Mainstream analytics tools typically provide a “click-and-wait” experience for analysts, regardless of data volumes (the wait period can range from seconds to hours, depending on the dataset size and query complexity). While feature rich, these tools are simply not designed with high performance in mind, so Big Data analysts find them unsatisfactory for insights discovery, ultimately using them for reporting and interesting visualizations, rather than true analytical exploration.
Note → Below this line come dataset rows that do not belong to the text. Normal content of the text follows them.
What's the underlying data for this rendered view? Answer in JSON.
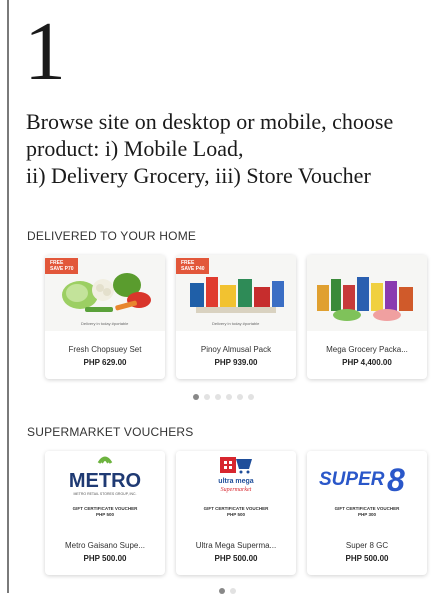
{
  "step": {
    "number": "1",
    "lines": [
      "Browse site on desktop or mobile, choose",
      "product: i) Mobile Load,",
      "ii) Delivery Grocery, iii) Store Voucher"
    ]
  },
  "delivered": {
    "title": "DELIVERED TO YOUR HOME",
    "cards": [
      {
        "name": "Fresh Chopsuey Set",
        "price": "PHP 629.00",
        "badge_top": "FREE",
        "badge": "SAVE P70",
        "caption": "Delivery in today #portable"
      },
      {
        "name": "Pinoy Almusal Pack",
        "price": "PHP 939.00",
        "badge_top": "FREE",
        "badge": "SAVE P40",
        "caption": "Delivery in today #portable"
      },
      {
        "name": "Mega Grocery Packa...",
        "price": "PHP 4,400.00"
      }
    ],
    "dots": {
      "count": 6,
      "active": 0
    }
  },
  "vouchers": {
    "title": "SUPERMARKET VOUCHERS",
    "cards": [
      {
        "logo": "METRO",
        "logo_sub": "METRO RETAIL STORES GROUP, INC.",
        "gc_label": "GIFT CERTIFICATE VOUCHER",
        "gc_value": "PHP 500",
        "name": "Metro Gaisano Supe...",
        "price": "PHP 500.00"
      },
      {
        "logo": "ultra mega",
        "logo_sub": "Supermarket",
        "gc_label": "GIFT CERTIFICATE VOUCHER",
        "gc_value": "PHP 500",
        "name": "Ultra Mega Superma...",
        "price": "PHP 500.00"
      },
      {
        "logo": "SUPER",
        "logo_num": "8",
        "gc_label": "GIFT CERTIFICATE VOUCHER",
        "gc_value": "PHP 300",
        "name": "Super 8 GC",
        "price": "PHP 500.00"
      }
    ],
    "dots": {
      "count": 2,
      "active": 0
    }
  },
  "colors": {
    "badge": "#e2573a",
    "metro_blue": "#1f3a73",
    "metro_green": "#6db33f",
    "ultramega_blue": "#1f4e9a",
    "ultramega_red": "#d7262e",
    "super8_blue": "#2a57c9"
  }
}
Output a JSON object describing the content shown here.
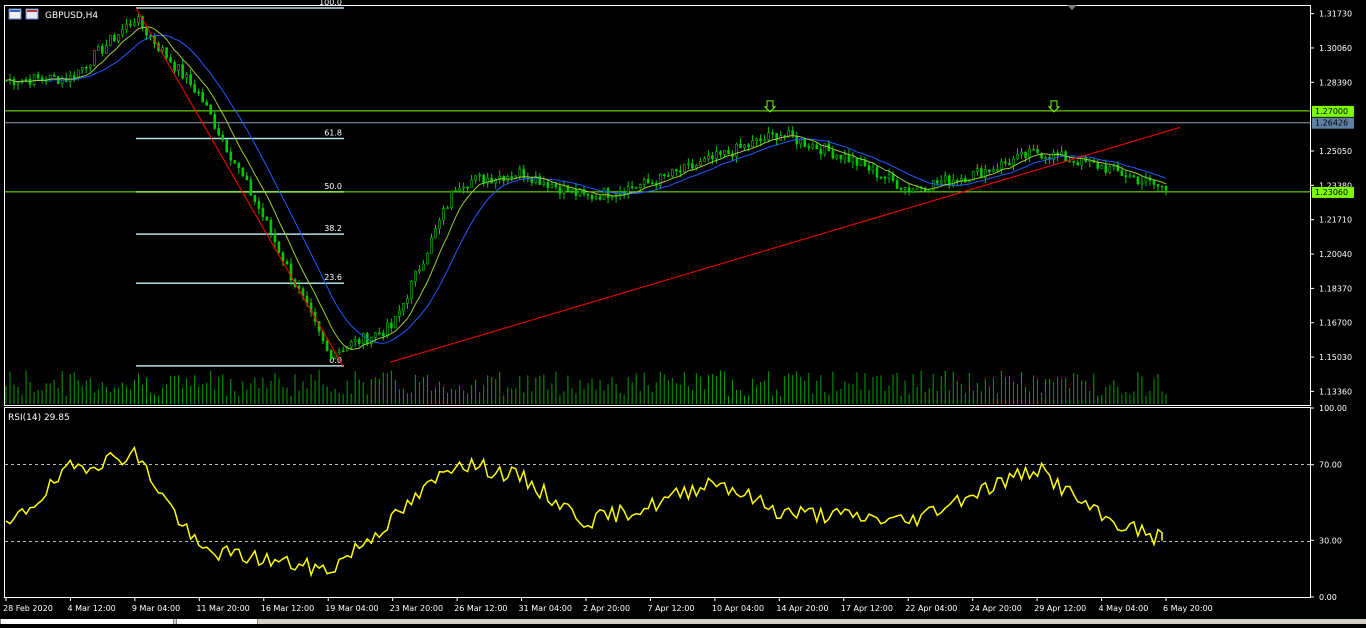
{
  "window": {
    "symbol_title": "GBPUSD,H4"
  },
  "indicator": {
    "label": "RSI(14) 29.85"
  },
  "colors": {
    "background": "#000000",
    "frame": "#ffffff",
    "candle": "#00c800",
    "ma_fast": "#9acd32",
    "ma_slow": "#1e5aff",
    "trendline": "#ff0000",
    "fibo": "#b0e0e6",
    "hline": "#7cfc00",
    "rsi": "#ffff00",
    "price_tag_green": "#7cfc00",
    "price_tag_blue": "#5f7fa0"
  },
  "price_axis": {
    "ticks": [
      "1.31730",
      "1.30060",
      "1.28390",
      "1.25050",
      "1.23380",
      "1.21710",
      "1.20040",
      "1.18370",
      "1.16700",
      "1.15030",
      "1.13360"
    ],
    "tags": [
      {
        "price": 1.27,
        "label": "1.27000",
        "color": "green"
      },
      {
        "price": 1.26426,
        "label": "1.26426",
        "color": "blue"
      },
      {
        "price": 1.2306,
        "label": "1.23060",
        "color": "green"
      }
    ]
  },
  "rsi_axis": {
    "ticks": [
      "100.00",
      "70.00",
      "30.00",
      "0.00"
    ]
  },
  "time_axis": {
    "labels": [
      "28 Feb 2020",
      "4 Mar 12:00",
      "9 Mar 04:00",
      "11 Mar 20:00",
      "16 Mar 12:00",
      "19 Mar 04:00",
      "23 Mar 20:00",
      "26 Mar 12:00",
      "31 Mar 04:00",
      "2 Apr 20:00",
      "7 Apr 12:00",
      "10 Apr 04:00",
      "14 Apr 20:00",
      "17 Apr 12:00",
      "22 Apr 04:00",
      "24 Apr 20:00",
      "29 Apr 12:00",
      "4 May 04:00",
      "6 May 20:00"
    ]
  },
  "fibonacci": {
    "levels": [
      {
        "label": "100.0",
        "price": 1.32
      },
      {
        "label": "61.8",
        "price": 1.2566
      },
      {
        "label": "50.0",
        "price": 1.2306
      },
      {
        "label": "38.2",
        "price": 1.2101
      },
      {
        "label": "23.6",
        "price": 1.1862
      },
      {
        "label": "0.0",
        "price": 1.146
      }
    ]
  },
  "chart_data": {
    "type": "candlestick",
    "symbol": "GBPUSD",
    "timeframe": "H4",
    "price_range": [
      1.127,
      1.321
    ],
    "rsi_range": [
      0,
      100
    ],
    "rsi_levels": [
      70,
      30
    ],
    "rsi_last": 29.85,
    "horizontal_lines": [
      1.27,
      1.26426,
      1.2306
    ],
    "trendline": {
      "from_price": 1.1478,
      "to_price": 1.262
    },
    "price_path": [
      {
        "t": "28 Feb 2020",
        "p": 1.285
      },
      {
        "t": "4 Mar 12:00",
        "p": 1.286
      },
      {
        "t": "9 Mar 04:00",
        "p": 1.315
      },
      {
        "t": "11 Mar 20:00",
        "p": 1.278
      },
      {
        "t": "16 Mar 12:00",
        "p": 1.218
      },
      {
        "t": "19 Mar 04:00",
        "p": 1.152
      },
      {
        "t": "23 Mar 20:00",
        "p": 1.165
      },
      {
        "t": "26 Mar 12:00",
        "p": 1.235
      },
      {
        "t": "31 Mar 04:00",
        "p": 1.24
      },
      {
        "t": "2 Apr 20:00",
        "p": 1.228
      },
      {
        "t": "7 Apr 12:00",
        "p": 1.235
      },
      {
        "t": "10 Apr 04:00",
        "p": 1.247
      },
      {
        "t": "14 Apr 20:00",
        "p": 1.259
      },
      {
        "t": "17 Apr 12:00",
        "p": 1.248
      },
      {
        "t": "22 Apr 04:00",
        "p": 1.232
      },
      {
        "t": "24 Apr 20:00",
        "p": 1.239
      },
      {
        "t": "29 Apr 12:00",
        "p": 1.25
      },
      {
        "t": "4 May 04:00",
        "p": 1.243
      },
      {
        "t": "6 May 20:00",
        "p": 1.232
      }
    ],
    "rsi_path": [
      {
        "t": "28 Feb 2020",
        "v": 36
      },
      {
        "t": "4 Mar 12:00",
        "v": 68
      },
      {
        "t": "9 Mar 04:00",
        "v": 76
      },
      {
        "t": "11 Mar 20:00",
        "v": 25
      },
      {
        "t": "16 Mar 12:00",
        "v": 20
      },
      {
        "t": "19 Mar 04:00",
        "v": 14
      },
      {
        "t": "23 Mar 20:00",
        "v": 41
      },
      {
        "t": "26 Mar 12:00",
        "v": 72
      },
      {
        "t": "31 Mar 04:00",
        "v": 63
      },
      {
        "t": "2 Apr 20:00",
        "v": 40
      },
      {
        "t": "7 Apr 12:00",
        "v": 48
      },
      {
        "t": "10 Apr 04:00",
        "v": 62
      },
      {
        "t": "14 Apr 20:00",
        "v": 45
      },
      {
        "t": "17 Apr 12:00",
        "v": 43
      },
      {
        "t": "22 Apr 04:00",
        "v": 40
      },
      {
        "t": "24 Apr 20:00",
        "v": 55
      },
      {
        "t": "29 Apr 12:00",
        "v": 68
      },
      {
        "t": "4 May 04:00",
        "v": 42
      },
      {
        "t": "6 May 20:00",
        "v": 30
      }
    ]
  }
}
In contrast to mainstream analytics solutions, accelerated analytics use cases require analysts to perform “speed-of-thought” exploratory analysis. Often these use cases are considered mission critical, and any discernible latency in returning query results can dramatically impinge the ability to explore the data and find any “needle-in-a-haystack” insights. That latency threshold is in the low hundreds of milliseconds, even on datasets in the tens of billions of records. This not only allows speed-of-thought analysis but also allows people in meetings to have “conversational interactivity” with the data but only with the right accelerated analytics software / analytical database.
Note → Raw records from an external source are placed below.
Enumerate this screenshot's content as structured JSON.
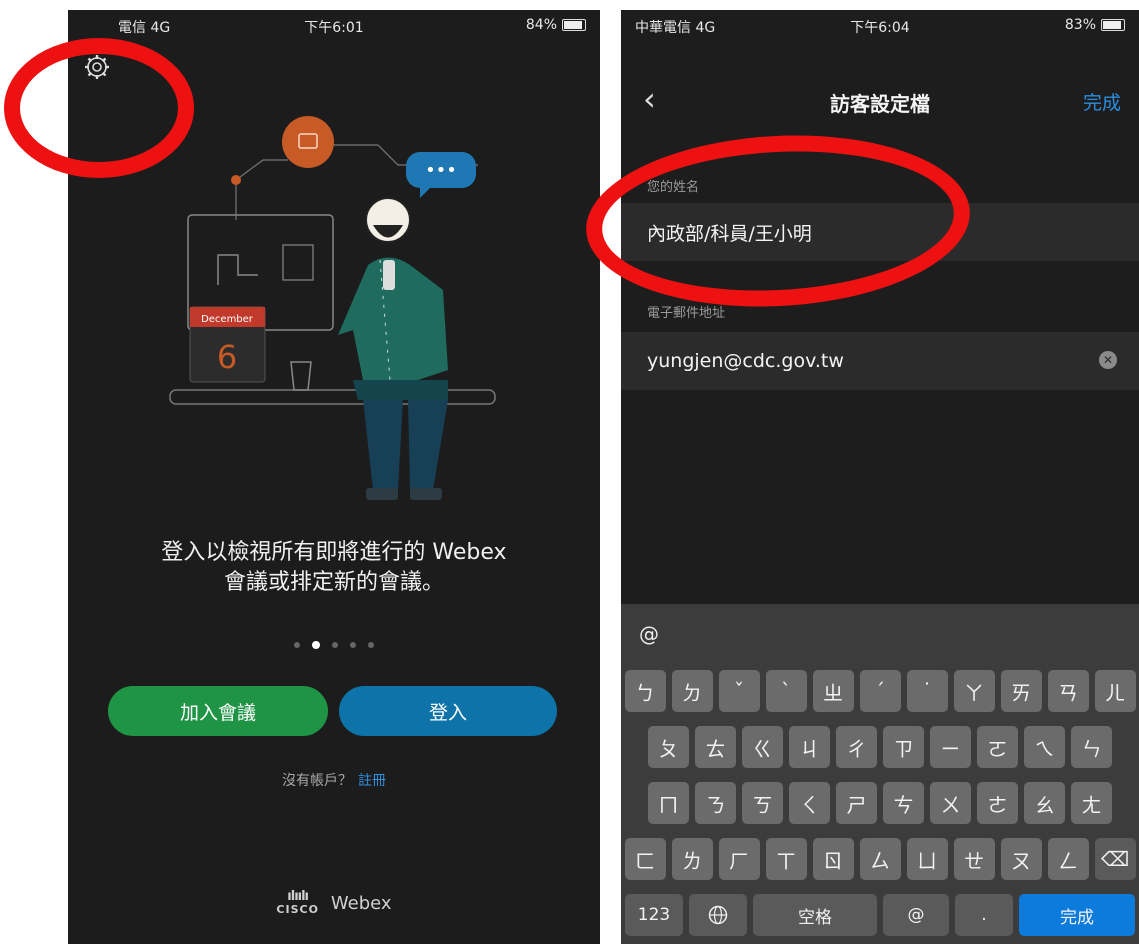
{
  "left_screen": {
    "status": {
      "carrier": "電信 4G",
      "time": "下午6:01",
      "battery": "84%"
    },
    "illustration": {
      "calendar_month": "December",
      "calendar_day": "6",
      "bubble_text": "•••"
    },
    "promo_line1": "登入以檢視所有即將進行的 Webex",
    "promo_line2": "會議或排定新的會議。",
    "carousel": {
      "count": 5,
      "active_index": 1
    },
    "join_label": "加入會議",
    "signin_label": "登入",
    "no_account_text": "沒有帳戶？",
    "register_label": "註冊",
    "brand": {
      "bars": "ılıılı",
      "cisco": "CISCO",
      "product": "Webex"
    }
  },
  "right_screen": {
    "status": {
      "carrier": "中華電信 4G",
      "time": "下午6:04",
      "battery": "83%"
    },
    "nav": {
      "back_icon": "chevron-left-icon",
      "title": "訪客設定檔",
      "done_label": "完成"
    },
    "name_field": {
      "label": "您的姓名",
      "value": "內政部/科員/王小明"
    },
    "email_field": {
      "label": "電子郵件地址",
      "value": "yungjen@cdc.gov.tw"
    },
    "keyboard": {
      "suggestion": "@",
      "row1": [
        "ㄅ",
        "ㄉ",
        "ˇ",
        "ˋ",
        "ㄓ",
        "ˊ",
        "˙",
        "ㄚ",
        "ㄞ",
        "ㄢ",
        "ㄦ"
      ],
      "row2": [
        "ㄆ",
        "ㄊ",
        "ㄍ",
        "ㄐ",
        "ㄔ",
        "ㄗ",
        "ㄧ",
        "ㄛ",
        "ㄟ",
        "ㄣ"
      ],
      "row3": [
        "ㄇ",
        "ㄋ",
        "ㄎ",
        "ㄑ",
        "ㄕ",
        "ㄘ",
        "ㄨ",
        "ㄜ",
        "ㄠ",
        "ㄤ"
      ],
      "row4": [
        "ㄈ",
        "ㄌ",
        "ㄏ",
        "ㄒ",
        "ㄖ",
        "ㄙ",
        "ㄩ",
        "ㄝ",
        "ㄡ",
        "ㄥ"
      ],
      "backspace": "⌫",
      "numbers_label": "123",
      "globe_icon": "globe-icon",
      "space_label": "空格",
      "at_label": "@",
      "dot_label": ".",
      "return_label": "完成"
    }
  },
  "colors": {
    "annotation_ring": "#ee1111",
    "join": "#1f9444",
    "signin": "#0d73a8",
    "link": "#2a8ee0"
  }
}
In their seminal work “The Effects of Interactive Latency on Exploratory Visual Analytics,” Zhicheng and Heer concluded:
“In this research, we have found that interactive latency can play an important role in shaping user behavior and impacts the outcomes of exploratory visual analysis. Delays of 500ms incurred significant costs, decreasing user activity and data set coverage while reducing rates of observation, generalization and hypothesis.”
Read the full paper here: https://idl.cs.washington.edu/files/2014-Latency-InfoVis.pdf.
Types of Accelerated Analytics Use Cases
There are dozens of accelerated analytics use cases within industries such as Telecommunications; Financial Services; Automotive; Logistics; Oil & Gas; Utilities; Advertising; Defense & Intelligence and more. Examples include:
- Telecommunications: Network Reliability Analysis
- Oil & Gas: Acquisition & Divestment
- Automotive: Understand Driver Behavior Data
- Investment Management Alternative Data Analysis
- Utilities: Smart Meter Data Analysis
- Pharmaceuticals: Clinical Trial Analysis
- Geospatial Intelligence in Federal
- GPU-Accelerated Defense Analytics
- GPU-Accelerated Public Sector Analytics
Learn more about how OmniSci addresses these and other accelerated analytics use cases here.
The Medium to Long Term Outlook for Accelerated Analytics Applications
The trends that got us here are not going away. Data continues to grow at 40% year over year. Competitiveness in virtually every industry has become dramatically impacted by analytics capabilities, the ultimate goal being to find more insights faster than the competition. Additionally, organizations are fighting a talent war to attract and retain analysts and data scientists, and realize the need to equip them with technologies that deliver exceptional productivity.
Therefore, we believe that over the medium to long-term the capabilities that we define today as accelerated analytics will eventually become mainstream, fundamentally transforming how analytics work is done in any organization.